Observables and Parameters in CTMixtures

 Created: 10 Aug 2014  Modified: 23 Jul 2020   BibTeX Entry   RIS Citation  Print

Parameters of the Model

Each model instance is parameterized by the following inputs:

  • A set of copying rules, each applying to a fraction of the population
  • Population size
  • Innovation rate (in population-level “theta” rates, not per individual “mu” rates)1
  • Number of features/dimensions in an individual’s cultural repertoire
  • Number of initial traits per feature from which random assignment is made to begin simulation
  • Strength of conformism or anticonformism bias, if these copying rules are used
  • Interval of time (in units of popsize, or “Wright Fisher generations”) over which Kandler-Shennan trait survival analysis is tracked.
  • Set of sample sizes for sampled observations in the population
  • Set of durations over which time averaged and sampled observations are made
  • A population structure, over which individuals are arrayed and over which copying events occur (e.g., well-mixed, or a square lattice)
  • A dynamics model (e.g., Moran approximation to continuous time, Wright Fisher discrete generations)
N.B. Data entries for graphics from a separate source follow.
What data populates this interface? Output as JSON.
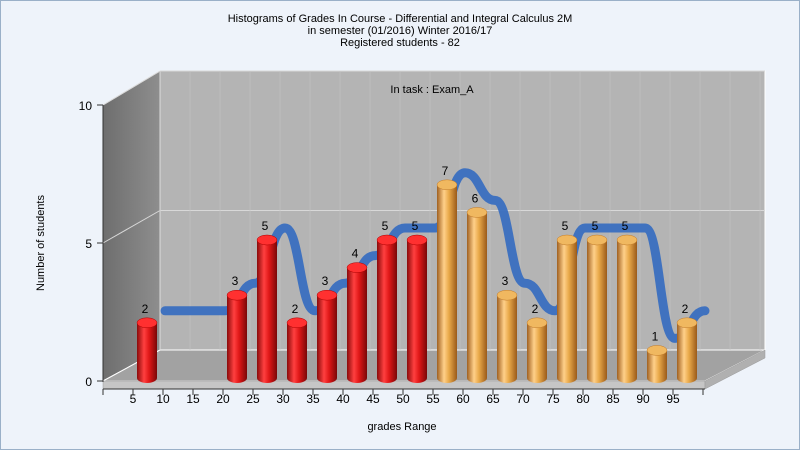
{
  "chart_data": {
    "type": "bar",
    "title": "Histograms of Grades  In Course - Differential and Integral Calculus 2M",
    "subtitle": "in semester  (01/2016) Winter 2016/17",
    "subtitle2": "Registered students - 82",
    "annotation": "In task : Exam_A",
    "xlabel": "grades Range",
    "ylabel": "Number of students",
    "ylim": [
      0,
      10
    ],
    "yticks": [
      "0",
      "5",
      "10"
    ],
    "categories": [
      "5",
      "10",
      "15",
      "20",
      "25",
      "30",
      "35",
      "40",
      "45",
      "50",
      "55",
      "60",
      "65",
      "70",
      "75",
      "80",
      "85",
      "90",
      "95"
    ],
    "values": [
      2,
      null,
      null,
      3,
      5,
      2,
      3,
      4,
      5,
      5,
      7,
      6,
      3,
      2,
      5,
      5,
      5,
      1,
      2
    ],
    "bar_colors": {
      "fail": "#e01818",
      "pass": "#e8a848"
    },
    "pass_threshold": 55,
    "trend_color": "#3a6fc0",
    "grid": true,
    "legend": "none"
  }
}
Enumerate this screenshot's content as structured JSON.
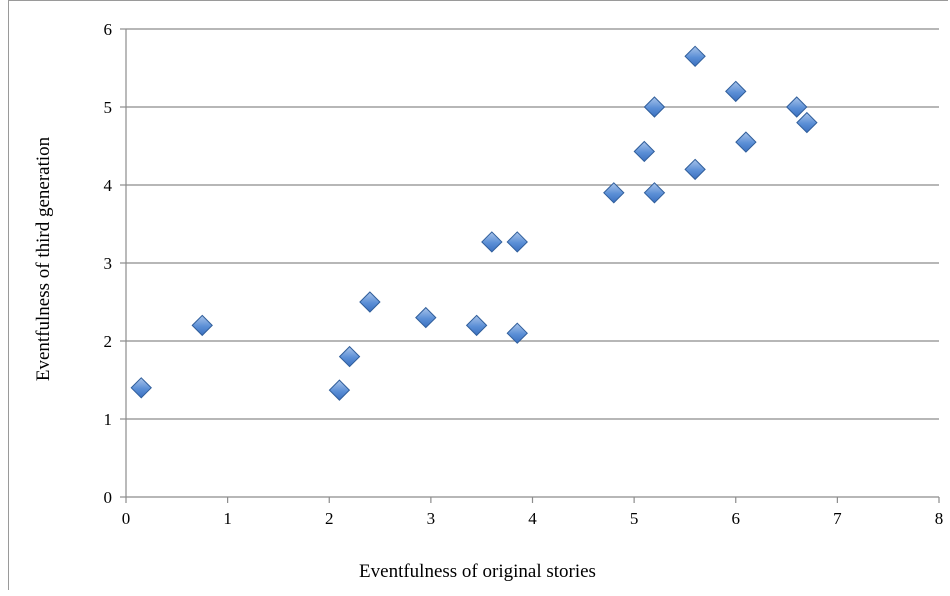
{
  "chart_data": {
    "type": "scatter",
    "title": "",
    "xlabel": "Eventfulness of original stories",
    "ylabel": "Eventfulness of third generation",
    "xlim": [
      0,
      8
    ],
    "ylim": [
      0,
      6
    ],
    "x_ticks": [
      0,
      1,
      2,
      3,
      4,
      5,
      6,
      7,
      8
    ],
    "y_ticks": [
      0,
      1,
      2,
      3,
      4,
      5,
      6
    ],
    "grid": "horizontal",
    "legend": "none",
    "marker": "diamond",
    "marker_color": "#4f81bd",
    "points": [
      {
        "x": 0.15,
        "y": 1.4
      },
      {
        "x": 0.75,
        "y": 2.2
      },
      {
        "x": 2.1,
        "y": 1.37
      },
      {
        "x": 2.2,
        "y": 1.8
      },
      {
        "x": 2.4,
        "y": 2.5
      },
      {
        "x": 2.95,
        "y": 2.3
      },
      {
        "x": 3.45,
        "y": 2.2
      },
      {
        "x": 3.6,
        "y": 3.27
      },
      {
        "x": 3.85,
        "y": 3.27
      },
      {
        "x": 3.85,
        "y": 2.1
      },
      {
        "x": 4.8,
        "y": 3.9
      },
      {
        "x": 5.1,
        "y": 4.43
      },
      {
        "x": 5.2,
        "y": 5.0
      },
      {
        "x": 5.2,
        "y": 3.9
      },
      {
        "x": 5.6,
        "y": 5.65
      },
      {
        "x": 5.6,
        "y": 4.2
      },
      {
        "x": 6.0,
        "y": 5.2
      },
      {
        "x": 6.1,
        "y": 4.55
      },
      {
        "x": 6.6,
        "y": 5.0
      },
      {
        "x": 6.7,
        "y": 4.8
      }
    ]
  }
}
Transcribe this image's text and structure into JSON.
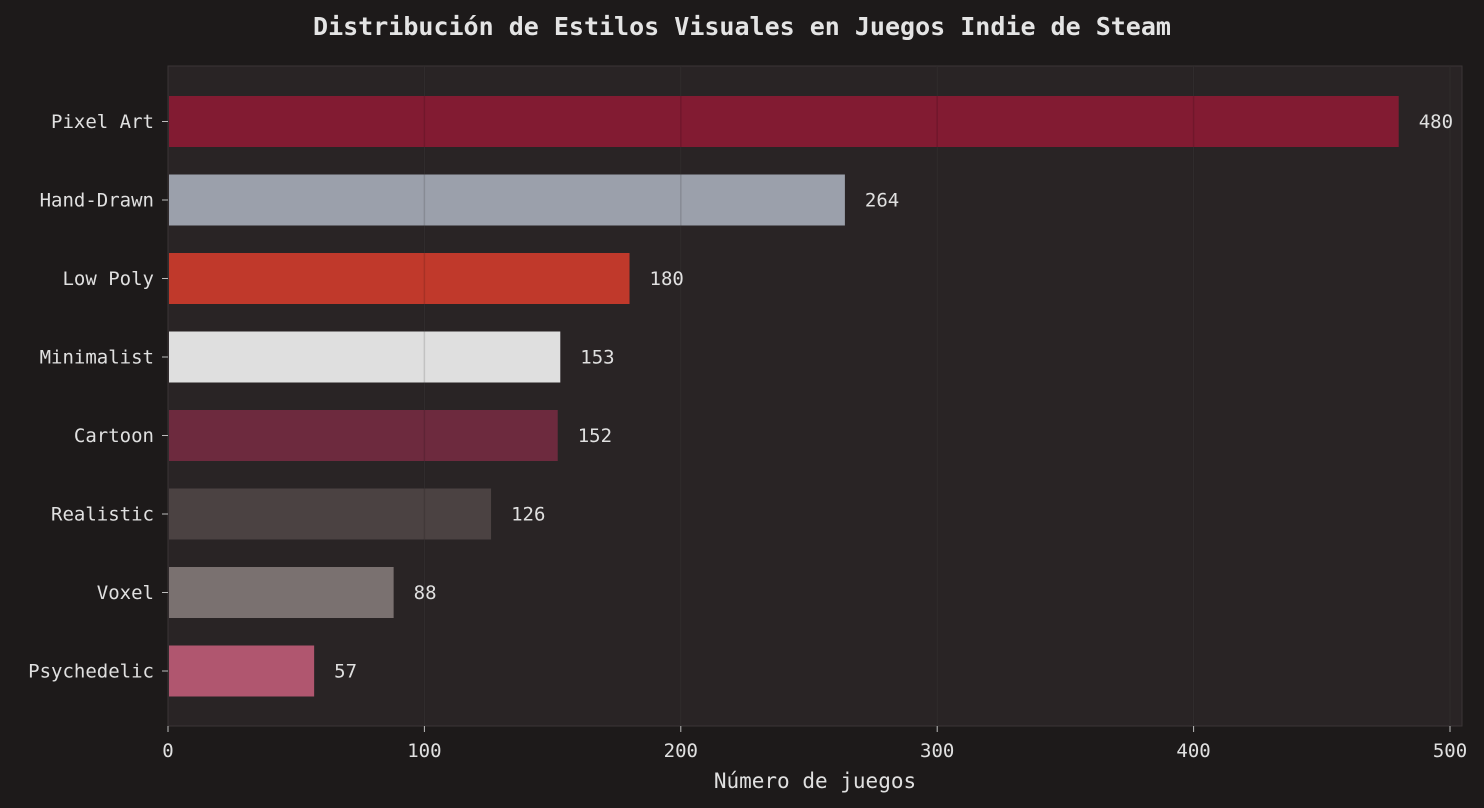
{
  "chart_data": {
    "type": "bar",
    "orientation": "horizontal",
    "title": "Distribución de Estilos Visuales en Juegos Indie de Steam",
    "xlabel": "Número de juegos",
    "ylabel": "",
    "categories": [
      "Pixel Art",
      "Hand-Drawn",
      "Low Poly",
      "Minimalist",
      "Cartoon",
      "Realistic",
      "Voxel",
      "Psychedelic"
    ],
    "values": [
      480,
      264,
      180,
      153,
      152,
      126,
      88,
      57
    ],
    "colors": [
      "#821b32",
      "#9ba0ab",
      "#c0392b",
      "#dfdfdf",
      "#6d2a3e",
      "#4b4242",
      "#7a7170",
      "#b0566f"
    ],
    "xlim": [
      0,
      500
    ],
    "xticks": [
      "0",
      "100",
      "200",
      "300",
      "400",
      "500"
    ],
    "grid": true,
    "legend": "none",
    "background": "#1d1a1a",
    "plot_background": "#292425"
  }
}
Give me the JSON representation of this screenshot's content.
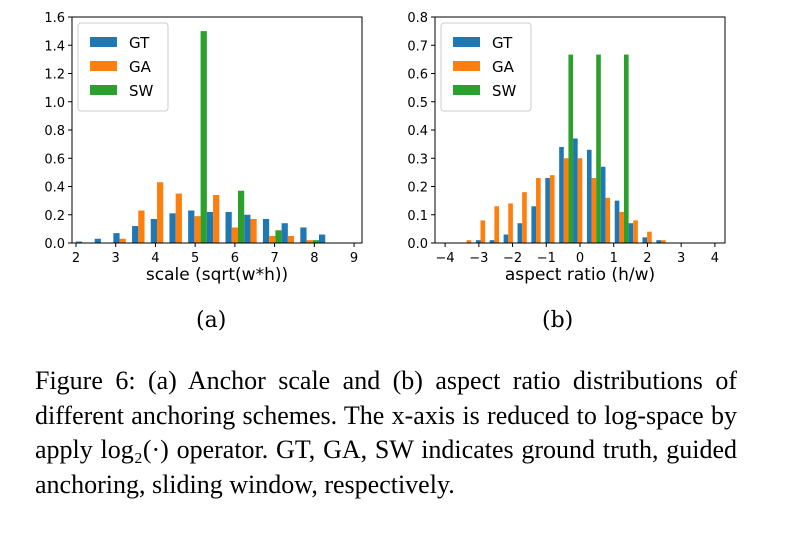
{
  "colors": {
    "GT": "#1f77b4",
    "GA": "#ff7f0e",
    "SW": "#2ca02c"
  },
  "chart_data": [
    {
      "type": "bar",
      "panel_label": "(a)",
      "xlabel": "scale (sqrt(w*h))",
      "ylabel": "",
      "xlim": [
        1.9,
        9.2
      ],
      "ylim": [
        0.0,
        1.6
      ],
      "xticks": [
        "2",
        "3",
        "4",
        "5",
        "6",
        "7",
        "8",
        "9"
      ],
      "xtick_values": [
        2,
        3,
        4,
        5,
        6,
        7,
        8,
        9
      ],
      "yticks": [
        "0.0",
        "0.2",
        "0.4",
        "0.6",
        "0.8",
        "1.0",
        "1.2",
        "1.4",
        "1.6"
      ],
      "ytick_values": [
        0.0,
        0.2,
        0.4,
        0.6,
        0.8,
        1.0,
        1.2,
        1.4,
        1.6
      ],
      "legend_position": "top-left",
      "bin_width": 0.4706,
      "bin_starts": [
        2.0,
        2.4706,
        2.9412,
        3.4118,
        3.8824,
        4.3529,
        4.8235,
        5.2941,
        5.7647,
        6.2353,
        6.7059,
        7.1765,
        7.6471,
        8.1176,
        8.5882
      ],
      "series": [
        {
          "name": "GT",
          "values": [
            0.01,
            0.03,
            0.07,
            0.12,
            0.17,
            0.21,
            0.23,
            0.22,
            0.22,
            0.2,
            0.17,
            0.14,
            0.11,
            0.06,
            0.0
          ]
        },
        {
          "name": "GA",
          "values": [
            0.0,
            0.0,
            0.03,
            0.23,
            0.43,
            0.35,
            0.19,
            0.34,
            0.11,
            0.17,
            0.05,
            0.05,
            0.02,
            0.0,
            0.0
          ]
        },
        {
          "name": "SW",
          "values": [
            0.0,
            0.0,
            0.0,
            0.0,
            0.0,
            0.0,
            1.5,
            0.0,
            0.37,
            0.0,
            0.09,
            0.0,
            0.02,
            0.0,
            0.0
          ]
        }
      ]
    },
    {
      "type": "bar",
      "panel_label": "(b)",
      "xlabel": "aspect ratio (h/w)",
      "ylabel": "",
      "xlim": [
        -4.3,
        4.3
      ],
      "ylim": [
        0.0,
        0.8
      ],
      "xticks": [
        "−4",
        "−3",
        "−2",
        "−1",
        "0",
        "1",
        "2",
        "3",
        "4"
      ],
      "xtick_values": [
        -4,
        -3,
        -2,
        -1,
        0,
        1,
        2,
        3,
        4
      ],
      "yticks": [
        "0.0",
        "0.1",
        "0.2",
        "0.3",
        "0.4",
        "0.5",
        "0.6",
        "0.7",
        "0.8"
      ],
      "ytick_values": [
        0.0,
        0.1,
        0.2,
        0.3,
        0.4,
        0.5,
        0.6,
        0.7,
        0.8
      ],
      "legend_position": "top-left",
      "bin_width": 0.4118,
      "bin_starts": [
        -3.5,
        -3.0882,
        -2.6765,
        -2.2647,
        -1.8529,
        -1.4412,
        -1.0294,
        -0.6176,
        -0.2059,
        0.2059,
        0.6176,
        1.0294,
        1.4412,
        1.8529,
        2.2647,
        2.6765,
        3.0882
      ],
      "series": [
        {
          "name": "GT",
          "values": [
            0.0,
            0.01,
            0.01,
            0.03,
            0.07,
            0.13,
            0.23,
            0.34,
            0.37,
            0.33,
            0.27,
            0.15,
            0.07,
            0.02,
            0.01,
            0.0,
            0.0
          ]
        },
        {
          "name": "GA",
          "values": [
            0.01,
            0.08,
            0.13,
            0.14,
            0.18,
            0.23,
            0.24,
            0.3,
            0.3,
            0.23,
            0.16,
            0.11,
            0.08,
            0.04,
            0.01,
            0.0,
            0.0
          ]
        },
        {
          "name": "SW",
          "values": [
            0.0,
            0.0,
            0.0,
            0.0,
            0.0,
            0.0,
            0.0,
            0.667,
            0.0,
            0.667,
            0.0,
            0.667,
            0.0,
            0.0,
            0.0,
            0.0,
            0.0
          ]
        }
      ]
    }
  ],
  "caption": {
    "text": "Figure 6: (a) Anchor scale and (b) aspect ratio distributions of different anchoring schemes. The x-axis is reduced to log-space by apply log₂(·) operator. GT, GA, SW indicates ground truth, guided anchoring, sliding window, respectively."
  }
}
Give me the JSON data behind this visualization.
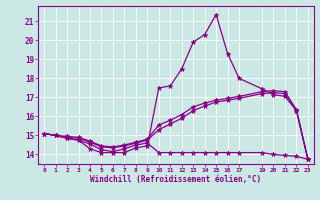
{
  "xlabel": "Windchill (Refroidissement éolien,°C)",
  "background_color": "#cce8e4",
  "line_color": "#880088",
  "xlim": [
    -0.5,
    23.5
  ],
  "ylim": [
    13.5,
    21.8
  ],
  "xticks": [
    0,
    1,
    2,
    3,
    4,
    5,
    6,
    7,
    8,
    9,
    10,
    11,
    12,
    13,
    14,
    15,
    16,
    17,
    19,
    20,
    21,
    22,
    23
  ],
  "yticks": [
    14,
    15,
    16,
    17,
    18,
    19,
    20,
    21
  ],
  "line1_x": [
    0,
    1,
    2,
    3,
    4,
    5,
    6,
    7,
    8,
    9,
    10,
    11,
    12,
    13,
    14,
    15,
    16,
    17,
    19,
    20,
    21,
    22,
    23
  ],
  "line1_y": [
    15.1,
    15.0,
    14.85,
    14.75,
    14.3,
    14.1,
    14.1,
    14.1,
    14.35,
    14.45,
    17.5,
    17.6,
    18.5,
    19.9,
    20.3,
    21.35,
    19.3,
    18.0,
    17.45,
    17.15,
    17.05,
    16.3,
    13.75
  ],
  "line2_x": [
    0,
    1,
    2,
    3,
    4,
    5,
    6,
    7,
    8,
    9,
    10,
    11,
    12,
    13,
    14,
    15,
    16,
    17,
    19,
    20,
    21,
    22,
    23
  ],
  "line2_y": [
    15.1,
    15.0,
    14.85,
    14.75,
    14.55,
    14.25,
    14.15,
    14.3,
    14.5,
    14.6,
    14.1,
    14.1,
    14.1,
    14.1,
    14.1,
    14.1,
    14.1,
    14.1,
    14.1,
    14.0,
    13.95,
    13.9,
    13.75
  ],
  "line3_x": [
    0,
    1,
    2,
    3,
    4,
    5,
    6,
    7,
    8,
    9,
    10,
    11,
    12,
    13,
    14,
    15,
    16,
    17,
    19,
    20,
    21,
    22,
    23
  ],
  "line3_y": [
    15.1,
    15.0,
    14.9,
    14.85,
    14.65,
    14.4,
    14.35,
    14.45,
    14.6,
    14.75,
    15.3,
    15.6,
    15.9,
    16.3,
    16.55,
    16.75,
    16.85,
    16.95,
    17.2,
    17.25,
    17.2,
    16.35,
    13.75
  ],
  "line4_x": [
    0,
    1,
    2,
    3,
    4,
    5,
    6,
    7,
    8,
    9,
    10,
    11,
    12,
    13,
    14,
    15,
    16,
    17,
    19,
    20,
    21,
    22,
    23
  ],
  "line4_y": [
    15.1,
    15.0,
    14.95,
    14.9,
    14.7,
    14.45,
    14.4,
    14.5,
    14.65,
    14.8,
    15.55,
    15.8,
    16.1,
    16.5,
    16.7,
    16.85,
    16.95,
    17.05,
    17.3,
    17.35,
    17.3,
    16.35,
    13.75
  ]
}
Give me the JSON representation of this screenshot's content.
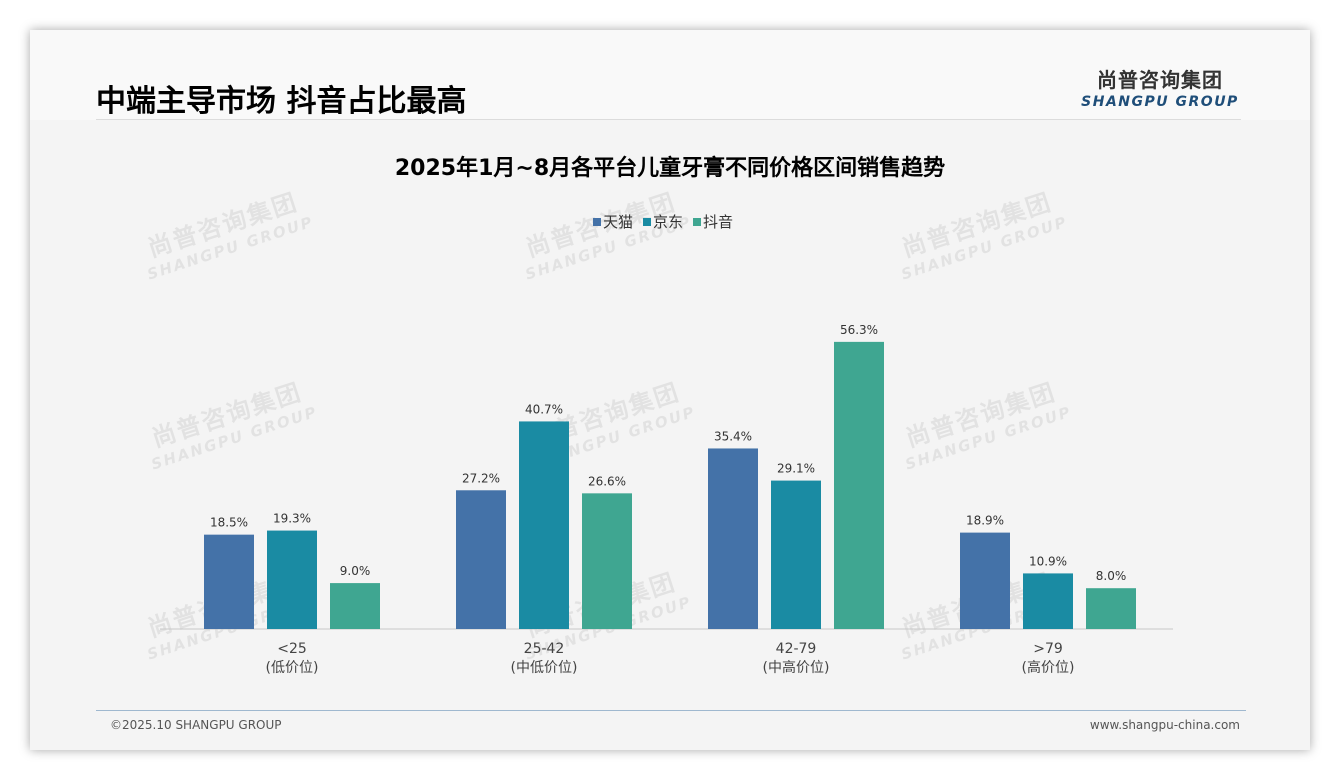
{
  "page": {
    "title": "中端主导市场 抖音占比最高",
    "logo_cn": "尚普咨询集团",
    "logo_en": "SHANGPU GROUP",
    "watermark_cn": "尚普咨询集团",
    "watermark_en": "SHANGPU GROUP",
    "footer_left": "©2025.10 SHANGPU GROUP",
    "footer_right": "www.shangpu-china.com"
  },
  "colors": {
    "series": [
      "#4472a8",
      "#1a8ba3",
      "#3fa691"
    ]
  },
  "chart_data": {
    "type": "bar",
    "title": "2025年1月~8月各平台儿童牙膏不同价格区间销售趋势",
    "categories": [
      {
        "range": "<25",
        "label": "(低价位)"
      },
      {
        "range": "25-42",
        "label": "(中低价位)"
      },
      {
        "range": "42-79",
        "label": "(中高价位)"
      },
      {
        "range": ">79",
        "label": "(高价位)"
      }
    ],
    "series": [
      {
        "name": "天猫",
        "values": [
          18.5,
          27.2,
          35.4,
          18.9
        ],
        "labels": [
          "18.5%",
          "27.2%",
          "35.4%",
          "18.9%"
        ]
      },
      {
        "name": "京东",
        "values": [
          19.3,
          40.7,
          29.1,
          10.9
        ],
        "labels": [
          "19.3%",
          "40.7%",
          "29.1%",
          "10.9%"
        ]
      },
      {
        "name": "抖音",
        "values": [
          9.0,
          26.6,
          56.3,
          8.0
        ],
        "labels": [
          "9.0%",
          "26.6%",
          "56.3%",
          "8.0%"
        ]
      }
    ],
    "unit": "%",
    "legend_position": "top-center",
    "grid": false
  }
}
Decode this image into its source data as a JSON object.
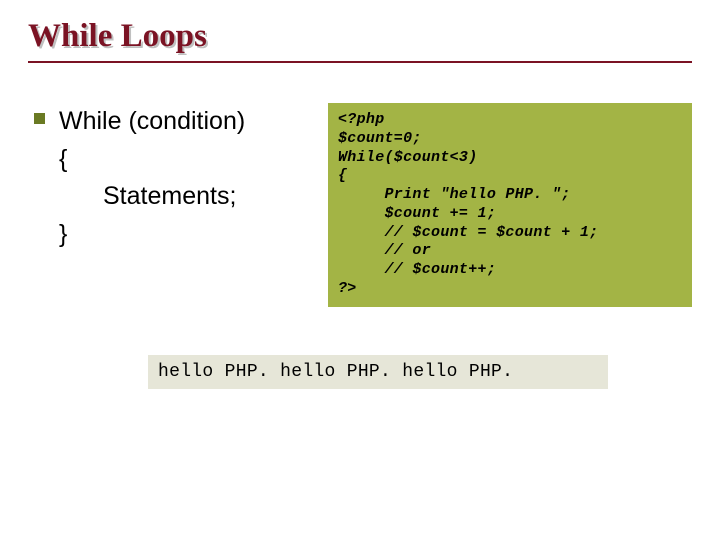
{
  "slide": {
    "title": "While Loops",
    "title_fontsize": 33,
    "title_color": "#7b1324",
    "title_shadow_color": "#c0c0c0",
    "underline_color": "#7b1324",
    "background_color": "#ffffff"
  },
  "bullet": {
    "color": "#6a7a23",
    "size": 11
  },
  "syntax": {
    "line1": "While (condition)",
    "line2": "{",
    "line3": "Statements;",
    "line4": "}",
    "fontsize": 25,
    "font_family": "Arial",
    "color": "#000000"
  },
  "code": {
    "lines": "<?php\n$count=0;\nWhile($count<3)\n{\n     Print \"hello PHP. \";\n     $count += 1;\n     // $count = $count + 1;\n     // or\n     // $count++;\n?>",
    "fontsize": 15,
    "font_family": "Courier New",
    "font_style": "bold italic",
    "background_color": "#a3b445",
    "text_color": "#000000"
  },
  "output": {
    "text": "hello PHP. hello PHP. hello PHP.",
    "fontsize": 18,
    "font_family": "Courier New",
    "background_color": "#e6e6d8",
    "text_color": "#000000"
  }
}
For the CTMixtures experiment, some of these (e.g., dynamics model and the list of sample sizes and TA durations used) will be held constant, while others will vary across model instances and simulation runs (e.g., innovation rate)

Observable Variables

The CTMixtures software records the following measurements, across three observational methods. The methods are:

  1. Whole population enumeration at a point in time
  2. Sample statistics taken at a point in time, taken across configured sample sizes
  3. Sample statistics taken from a set of time averaged durations, across sample sizes

For each of these data collection methods, the following are measured:

  • Trait counts & frequencies for each feature/dimension
  • Intersected traits from each dimension/feature (“configurations”) - counts/frequencies
  • Slatkin exact tests for per-feature trait counts, and configuration counts
  • Shannon entropy and IQV evenness for per-feature trait frequencies and configurations
  • Trait richness for per-feature trait counts, and configuration richness
  • Kandler-Shennan surviving trait counts over interval

Given a set of 3 time averaging durations, and 3 sample sizes per model (for example), the set of 6 classes of observables yields 54 classes of observables for each model instance, some of which may be repeated on a per-feature/dimension basis.

This set of observables are available for classification or regression techniques to see if models are identifiable from observables alone.


  1. The idea here is to standarize the gross “amount” of innovation across population sizes for statistical comparison of the observables. The simulation system calculates a per-individual, per-locus rate of innovations from this parameter value using population size and the number of features/dimensions.